Barramundi with tomatoes and capers.
Cook time: 25 mins | Prep time: 15 mins | Serves: 4-6
Ingredients.
800g barramundi side, deboned, skin on
3 tablespoons (60ml) extra virgin olive oil, extra to serve
50g unsalted butter
1 teaspoon smoked sea salt
1/4 teaspoon cracked black pepper, extra to taste
2 truss tomatoes, grated with cheese grater, discard leftover skin
200g mini tomato medley, halved
2 tablespoons baby capers
1 tablespoon (20ml) caper brine
1 tablespoon (20ml) raspberry vinegar
GARNISH
10g basil leaves
1 lemon, zested to serve
sour cream to serve
Method.
1. Preheat oven to 180ºC fan force (350ºF) and line a baking tray with baking paper. Place the barramundi fillet skin-side down, on the tray, then drizzle with 2 tablespoons of extra virgin olive oil. Dot with butter and season with 1/2 teaspoon of smoked salt and cracked pepper. Bake for 25 - 30 minutes.
2. To a medium bowl add grated truss tomatoes, halved mini tomatoes, baby capers, caper brine, raspberry vinegar, 1 tablespoon of extra virgin olive oil, 1/2 teaspoon of smoked salt and cracked pepper to taste. Mix and set aside.
3. Remove fish from oven. Test the fish is cooked in the thickest part. It should be white, not translucent and flake easily with a fork.

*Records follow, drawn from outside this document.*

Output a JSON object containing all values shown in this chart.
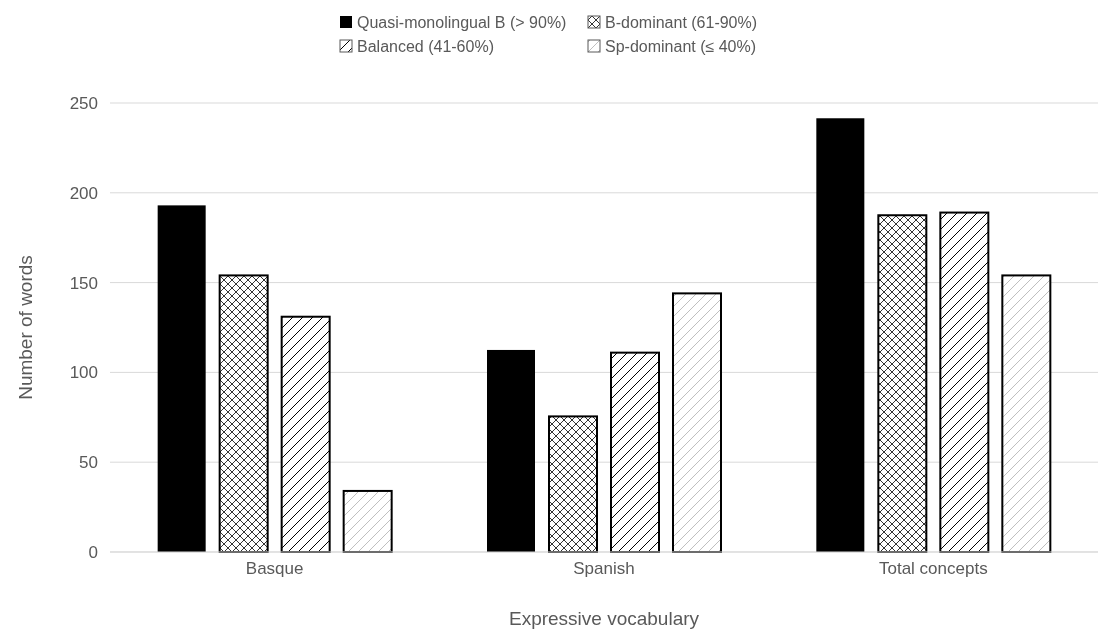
{
  "chart_data": {
    "type": "bar",
    "xlabel": "Expressive vocabulary",
    "ylabel": "Number of words",
    "categories": [
      "Basque",
      "Spanish",
      "Total concepts"
    ],
    "series": [
      {
        "name": "Quasi-monolingual B (> 90%)",
        "color": "#000000",
        "values": [
          193,
          112.5,
          241.5
        ]
      },
      {
        "name": "B-dominant (61-90%)",
        "color": "#000000",
        "values": [
          154,
          75.5,
          187.5
        ]
      },
      {
        "name": "Balanced (41-60%)",
        "color": "#000000",
        "values": [
          131,
          111,
          189
        ]
      },
      {
        "name": "Sp-dominant (≤ 40%)",
        "color": "#000000",
        "values": [
          34,
          144,
          154
        ]
      }
    ],
    "ylim": [
      0,
      250
    ],
    "yticks": [
      0,
      50,
      100,
      150,
      200,
      250
    ],
    "grid": "y",
    "legend": "top"
  }
}
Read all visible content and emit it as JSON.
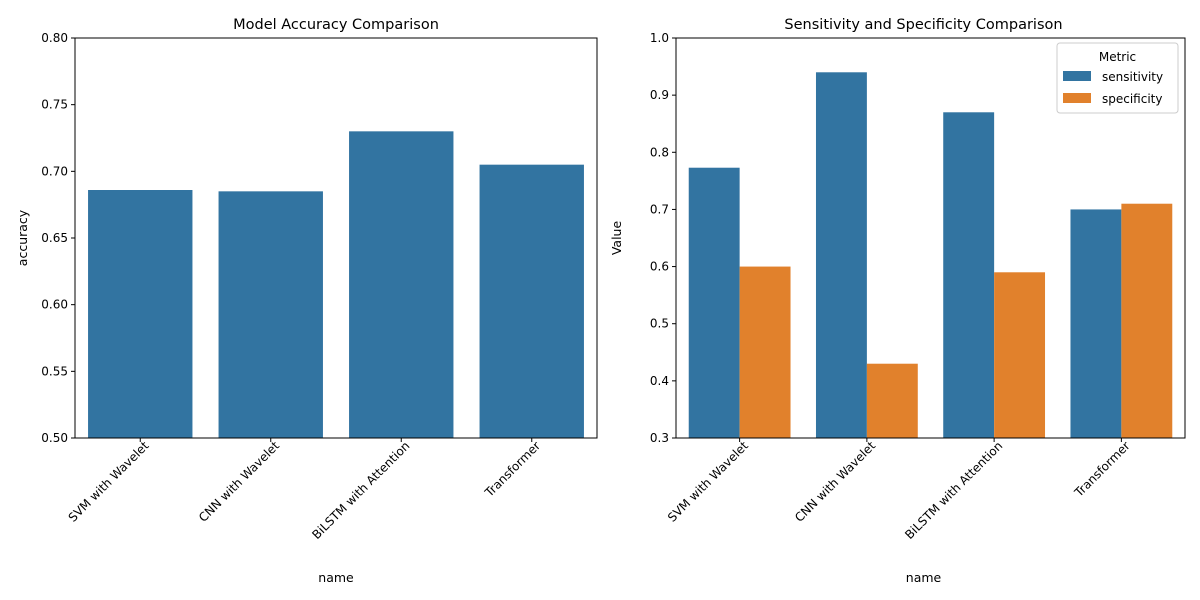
{
  "chart_data": [
    {
      "type": "bar",
      "title": "Model Accuracy Comparison",
      "xlabel": "name",
      "ylabel": "accuracy",
      "categories": [
        "SVM with Wavelet",
        "CNN with Wavelet",
        "BiLSTM with Attention",
        "Transformer"
      ],
      "series": [
        {
          "values": [
            0.686,
            0.685,
            0.73,
            0.705
          ],
          "color": "#3274a1"
        }
      ],
      "ylim": [
        0.5,
        0.8
      ],
      "yticks": [
        0.5,
        0.55,
        0.6,
        0.65,
        0.7,
        0.75,
        0.8
      ],
      "ytick_labels": [
        "0.50",
        "0.55",
        "0.60",
        "0.65",
        "0.70",
        "0.75",
        "0.80"
      ],
      "grid": false,
      "x_tick_rotation": 45
    },
    {
      "type": "bar",
      "title": "Sensitivity and Specificity Comparison",
      "xlabel": "name",
      "ylabel": "Value",
      "categories": [
        "SVM with Wavelet",
        "CNN with Wavelet",
        "BiLSTM with Attention",
        "Transformer"
      ],
      "series": [
        {
          "name": "sensitivity",
          "values": [
            0.773,
            0.94,
            0.87,
            0.7
          ],
          "color": "#3274a1"
        },
        {
          "name": "specificity",
          "values": [
            0.6,
            0.43,
            0.59,
            0.71
          ],
          "color": "#e1812c"
        }
      ],
      "ylim": [
        0.3,
        1.0
      ],
      "yticks": [
        0.3,
        0.4,
        0.5,
        0.6,
        0.7,
        0.8,
        0.9,
        1.0
      ],
      "ytick_labels": [
        "0.3",
        "0.4",
        "0.5",
        "0.6",
        "0.7",
        "0.8",
        "0.9",
        "1.0"
      ],
      "grid": false,
      "x_tick_rotation": 45,
      "legend": {
        "title": "Metric",
        "placement": "top-right"
      }
    }
  ]
}
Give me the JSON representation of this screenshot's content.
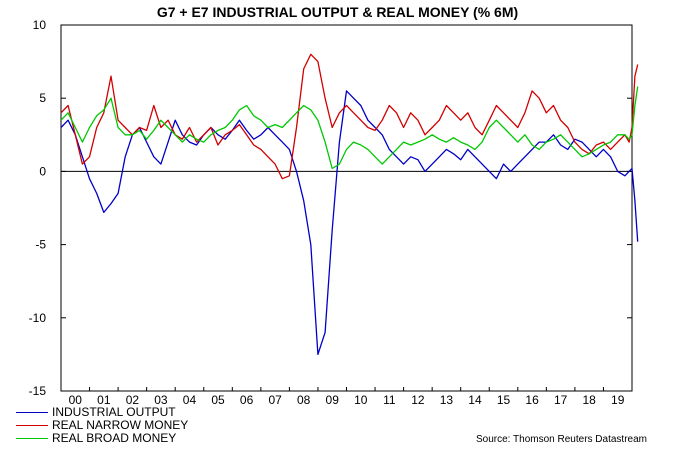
{
  "chart_data": {
    "type": "line",
    "title": "G7 + E7 INDUSTRIAL OUTPUT & REAL MONEY (% 6M)",
    "source": "Source: Thomson Reuters Datastream",
    "xlim": [
      2000.0,
      2020.0
    ],
    "ylim": [
      -15,
      10
    ],
    "yticks": [
      10,
      5,
      0,
      -5,
      -10,
      -15
    ],
    "ytick_labels": [
      "10",
      "5",
      "0",
      "-5",
      "-10",
      "-15"
    ],
    "xtick_labels": [
      "00",
      "01",
      "02",
      "03",
      "04",
      "05",
      "06",
      "07",
      "08",
      "09",
      "10",
      "11",
      "12",
      "13",
      "14",
      "15",
      "16",
      "17",
      "18",
      "19"
    ],
    "zero_line": true,
    "grid": false,
    "legend_position": "bottom-left",
    "series": [
      {
        "name": "INDUSTRIAL OUTPUT",
        "color": "#0000c8",
        "x": [
          2000.0,
          2000.25,
          2000.5,
          2000.75,
          2001.0,
          2001.25,
          2001.5,
          2001.75,
          2002.0,
          2002.25,
          2002.5,
          2002.75,
          2003.0,
          2003.25,
          2003.5,
          2003.75,
          2004.0,
          2004.25,
          2004.5,
          2004.75,
          2005.0,
          2005.25,
          2005.5,
          2005.75,
          2006.0,
          2006.25,
          2006.5,
          2006.75,
          2007.0,
          2007.25,
          2007.5,
          2007.75,
          2008.0,
          2008.25,
          2008.5,
          2008.75,
          2009.0,
          2009.25,
          2009.5,
          2009.75,
          2010.0,
          2010.25,
          2010.5,
          2010.75,
          2011.0,
          2011.25,
          2011.5,
          2011.75,
          2012.0,
          2012.25,
          2012.5,
          2012.75,
          2013.0,
          2013.25,
          2013.5,
          2013.75,
          2014.0,
          2014.25,
          2014.5,
          2014.75,
          2015.0,
          2015.25,
          2015.5,
          2015.75,
          2016.0,
          2016.25,
          2016.5,
          2016.75,
          2017.0,
          2017.25,
          2017.5,
          2017.75,
          2018.0,
          2018.25,
          2018.5,
          2018.75,
          2019.0,
          2019.25,
          2019.5,
          2019.75,
          2019.9,
          2020.0,
          2020.1,
          2020.2
        ],
        "y": [
          3.0,
          3.5,
          2.5,
          1.0,
          -0.5,
          -1.5,
          -2.8,
          -2.2,
          -1.5,
          1.0,
          2.5,
          3.0,
          2.0,
          1.0,
          0.5,
          2.0,
          3.5,
          2.5,
          2.0,
          1.8,
          2.5,
          3.0,
          2.5,
          2.2,
          2.8,
          3.5,
          2.8,
          2.2,
          2.5,
          3.0,
          2.5,
          2.0,
          1.5,
          0.0,
          -2.0,
          -5.0,
          -12.5,
          -11.0,
          -4.0,
          2.0,
          5.5,
          5.0,
          4.5,
          3.5,
          3.0,
          2.5,
          1.5,
          1.0,
          0.5,
          1.0,
          0.8,
          0.0,
          0.5,
          1.0,
          1.5,
          1.2,
          0.8,
          1.5,
          1.0,
          0.5,
          0.0,
          -0.5,
          0.5,
          0.0,
          0.5,
          1.0,
          1.5,
          2.0,
          2.0,
          2.5,
          1.8,
          1.5,
          2.2,
          2.0,
          1.5,
          1.0,
          1.5,
          1.0,
          0.0,
          -0.3,
          0.0,
          0.2,
          -2.0,
          -4.8
        ]
      },
      {
        "name": "REAL NARROW MONEY",
        "color": "#d20000",
        "x": [
          2000.0,
          2000.25,
          2000.5,
          2000.75,
          2001.0,
          2001.25,
          2001.5,
          2001.75,
          2002.0,
          2002.25,
          2002.5,
          2002.75,
          2003.0,
          2003.25,
          2003.5,
          2003.75,
          2004.0,
          2004.25,
          2004.5,
          2004.75,
          2005.0,
          2005.25,
          2005.5,
          2005.75,
          2006.0,
          2006.25,
          2006.5,
          2006.75,
          2007.0,
          2007.25,
          2007.5,
          2007.75,
          2008.0,
          2008.25,
          2008.5,
          2008.75,
          2009.0,
          2009.25,
          2009.5,
          2009.75,
          2010.0,
          2010.25,
          2010.5,
          2010.75,
          2011.0,
          2011.25,
          2011.5,
          2011.75,
          2012.0,
          2012.25,
          2012.5,
          2012.75,
          2013.0,
          2013.25,
          2013.5,
          2013.75,
          2014.0,
          2014.25,
          2014.5,
          2014.75,
          2015.0,
          2015.25,
          2015.5,
          2015.75,
          2016.0,
          2016.25,
          2016.5,
          2016.75,
          2017.0,
          2017.25,
          2017.5,
          2017.75,
          2018.0,
          2018.25,
          2018.5,
          2018.75,
          2019.0,
          2019.25,
          2019.5,
          2019.75,
          2019.9,
          2020.0,
          2020.1,
          2020.2
        ],
        "y": [
          4.0,
          4.5,
          2.5,
          0.5,
          1.0,
          3.0,
          4.0,
          6.5,
          3.5,
          3.0,
          2.5,
          3.0,
          2.8,
          4.5,
          3.0,
          3.5,
          2.5,
          2.2,
          3.0,
          2.0,
          2.5,
          3.0,
          1.8,
          2.5,
          2.8,
          3.2,
          2.5,
          1.8,
          1.5,
          1.0,
          0.5,
          -0.5,
          -0.3,
          3.0,
          7.0,
          8.0,
          7.5,
          5.0,
          3.0,
          4.0,
          4.5,
          4.0,
          3.5,
          3.0,
          2.8,
          3.5,
          4.5,
          4.0,
          3.0,
          4.0,
          3.5,
          2.5,
          3.0,
          3.5,
          4.5,
          4.0,
          3.5,
          4.0,
          3.0,
          2.5,
          3.5,
          4.5,
          4.0,
          3.5,
          3.0,
          4.0,
          5.5,
          5.0,
          4.0,
          4.5,
          3.5,
          3.0,
          2.0,
          1.5,
          1.2,
          1.8,
          2.0,
          1.5,
          2.0,
          2.5,
          2.0,
          3.0,
          6.5,
          7.3
        ]
      },
      {
        "name": "REAL BROAD MONEY",
        "color": "#00c800",
        "x": [
          2000.0,
          2000.25,
          2000.5,
          2000.75,
          2001.0,
          2001.25,
          2001.5,
          2001.75,
          2002.0,
          2002.25,
          2002.5,
          2002.75,
          2003.0,
          2003.25,
          2003.5,
          2003.75,
          2004.0,
          2004.25,
          2004.5,
          2004.75,
          2005.0,
          2005.25,
          2005.5,
          2005.75,
          2006.0,
          2006.25,
          2006.5,
          2006.75,
          2007.0,
          2007.25,
          2007.5,
          2007.75,
          2008.0,
          2008.25,
          2008.5,
          2008.75,
          2009.0,
          2009.25,
          2009.5,
          2009.75,
          2010.0,
          2010.25,
          2010.5,
          2010.75,
          2011.0,
          2011.25,
          2011.5,
          2011.75,
          2012.0,
          2012.25,
          2012.5,
          2012.75,
          2013.0,
          2013.25,
          2013.5,
          2013.75,
          2014.0,
          2014.25,
          2014.5,
          2014.75,
          2015.0,
          2015.25,
          2015.5,
          2015.75,
          2016.0,
          2016.25,
          2016.5,
          2016.75,
          2017.0,
          2017.25,
          2017.5,
          2017.75,
          2018.0,
          2018.25,
          2018.5,
          2018.75,
          2019.0,
          2019.25,
          2019.5,
          2019.75,
          2019.9,
          2020.0,
          2020.1,
          2020.2
        ],
        "y": [
          3.5,
          4.0,
          3.0,
          2.0,
          3.0,
          3.8,
          4.2,
          5.0,
          3.0,
          2.5,
          2.5,
          2.8,
          2.2,
          2.8,
          3.5,
          3.0,
          2.5,
          2.0,
          2.5,
          2.2,
          2.0,
          2.5,
          2.8,
          3.0,
          3.5,
          4.2,
          4.5,
          3.8,
          3.5,
          3.0,
          3.2,
          3.0,
          3.5,
          4.0,
          4.5,
          4.2,
          3.5,
          2.0,
          0.2,
          0.5,
          1.5,
          2.0,
          1.8,
          1.5,
          1.0,
          0.5,
          1.0,
          1.5,
          2.0,
          1.8,
          2.0,
          2.2,
          2.5,
          2.2,
          2.0,
          2.3,
          2.0,
          1.8,
          1.5,
          2.0,
          3.0,
          3.5,
          3.0,
          2.5,
          2.0,
          2.5,
          1.8,
          1.5,
          2.0,
          2.2,
          2.5,
          2.0,
          1.5,
          1.0,
          1.2,
          1.5,
          1.8,
          2.0,
          2.5,
          2.5,
          2.2,
          2.5,
          4.5,
          5.8
        ]
      }
    ]
  }
}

4. Generously top fish with tomato mixture, then scatter over basil leaves, lemon zest and season with salt and pepper. Serve with sour cream.
COOKING NOTES:
Can substitute capers for black or green pitted olives, roughly chopped.
Serve with roasted chat potatoes and sour cream for the perfect entertaining meal.